Potential transshipment hubs
The U.S. export administration regulation prohibits the export, reexport or financing of any items subject to U.S. export controls. It also bans proceeding with transactions "with knowledge that a violation has occurred or is about to occur." The regulation applies equally to U.S. and non-U.S. persons and entities, law firm Clifford Chance said in a note last month.
Even if certain international trade is lawful and does not require a U.S. export/reexport license, financial transfers associated with items destined for Russia will attract more attention from government agencies, said law firm Steptoe & Johnson in a July 18 note. Banks should consider how to update their compliance programs, policies and procedures to address the increased export controls targeting Russia, it said.
"There is absolutely a heightened enforcement risk for banks," said David Tannenbaum, a director at consulting firm Blackstone Compliance Services and a former U.S. sanctions enforcement officer. Noncompliance may result in enforcement actions from the BIS, or a case could be referred to the Office of Foreign Assets Control, Tannenbaum said.
Banks will also likely play a bigger role in providing financial intelligence to the BIS for criminal cases against other market participants, such as exporters and freight forwarders, Tannenbaum said.
FinCEN and BIS are asking banks to pay special attention to goods being exported to countries including Brazil, China, India, Israel, Mexico, Singapore, South Africa, Turkey and the United Arab Emirates, which the agencies have identified as "common transshipment points through which restricted or controlled exports have been known to pass before reaching destinations in Russia or Belarus."
Several of these countries have increased exports of select commodities of concern to Russia since the outbreak of the war in Ukraine, as other trading partners such as the U.S. and EU have pulled back from the Russian market, according to Market Intelligence's Global Trade Analytics Suite.
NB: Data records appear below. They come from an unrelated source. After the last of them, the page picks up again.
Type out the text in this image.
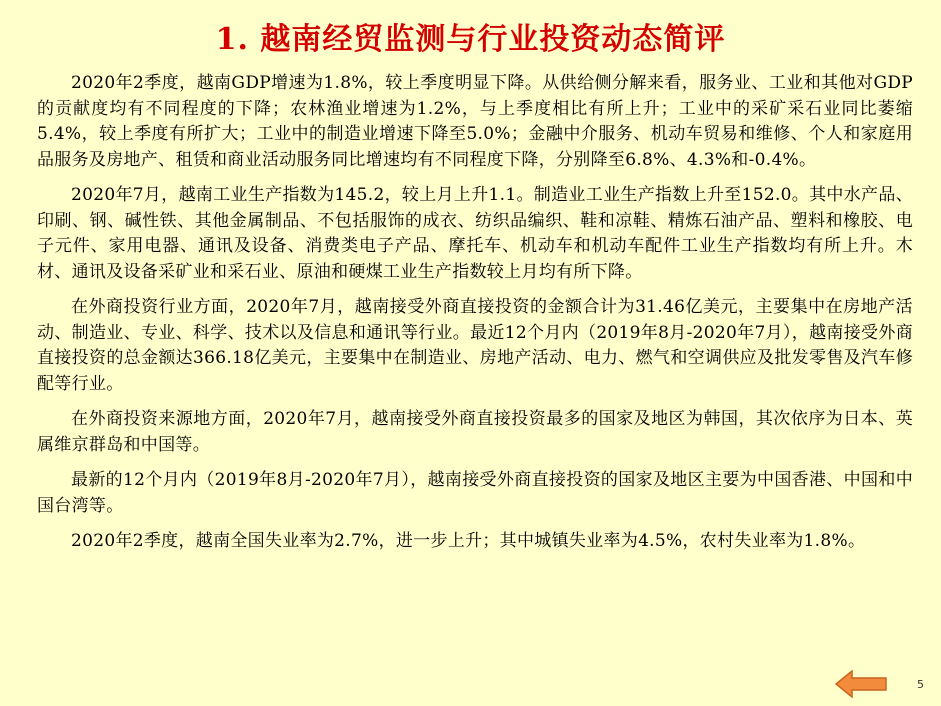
1. 越南经贸监测与行业投资动态简评

2020年2季度，越南GDP增速为1.8%，较上季度明显下降。从供给侧分解来看，服务业、工业和其他对GDP的贡献度均有不同程度的下降；农林渔业增速为1.2%，与上季度相比有所上升；工业中的采矿采石业同比萎缩5.4%，较上季度有所扩大；工业中的制造业增速下降至5.0%；金融中介服务、机动车贸易和维修、个人和家庭用品服务及房地产、租赁和商业活动服务同比增速均有不同程度下降，分别降至6.8%、4.3%和-0.4%。

2020年7月，越南工业生产指数为145.2，较上月上升1.1。制造业工业生产指数上升至152.0。其中水产品、印刷、钢、碱性铁、其他金属制品、不包括服饰的成衣、纺织品编织、鞋和凉鞋、精炼石油产品、塑料和橡胶、电子元件、家用电器、通讯及设备、消费类电子产品、摩托车、机动车和机动车配件工业生产指数均有所上升。木材、通讯及设备采矿业和采石业、原油和硬煤工业生产指数较上月均有所下降。

在外商投资行业方面，2020年7月，越南接受外商直接投资的金额合计为31.46亿美元，主要集中在房地产活动、制造业、专业、科学、技术以及信息和通讯等行业。最近12个月内（2019年8月-2020年7月），越南接受外商直接投资的总金额达366.18亿美元，主要集中在制造业、房地产活动、电力、燃气和空调供应及批发零售及汽车修配等行业。

在外商投资来源地方面，2020年7月，越南接受外商直接投资最多的国家及地区为韩国，其次依序为日本、英属维京群岛和中国等。

最新的12个月内（2019年8月-2020年7月），越南接受外商直接投资的国家及地区主要为中国香港、中国和中国台湾等。

2020年2季度，越南全国失业率为2.7%，进一步上升；其中城镇失业率为4.5%，农村失业率为1.8%。

5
China, for one, increased exports of integrated circuits, also known as computer chips, to Russia by 191% between January and May, while exports of inertial measurement units to Russia rose 136%.
Turkey grew exports of antennas to Russia by 168% in the period, vacuum pumps by 47% and integrated circuits by 1,895%. Vietnam and India were also among the trading partners that recorded significantly higher exports of integrated circuits to Russia in May compared to January.
More red flags
While requirements for banks to identify and report suspicious activity to U.S. authorities is unchanged, financial institutions are expected to search for and detect more red flags, said Terence Grugan, an attorney at Ballard Spahr.
The alert from FinCEN and BIS highlighted 22 specific red flags to assist banks in determining whether an identified activity may be connected to export control evasion. This could involve a payment being made by an entity in a potential transshipment point that is not otherwise involved in a transaction, or a trade that was previously going to Russia but is now destined for a transshipment country. Banks also need to look out for freight-forwarding companies listed as the product's final end customer in traditional Russian transshipment hubs.
Banks with systemic flaws in their compliance program can be held liable for financing sanctions evasions, Grugan said.
A Deutsche Bank spokesperson said international banks already have in place comprehensive controls to comply with sanctions regulations and have "continuously adapted to the changes of the last half year to implement the new sanctions against Russia," including lists of designated parties as well as those related to goods. Many of the steps taken by banks go beyond the regulatory mandatory requirements, the spokesperson said.
"We constantly monitor and audit the reliability of sanctions compliance programs and adjust them to the developing challenges in a risk-based way," the spokesperson added.
The other banks mentioned in this story declined to comment.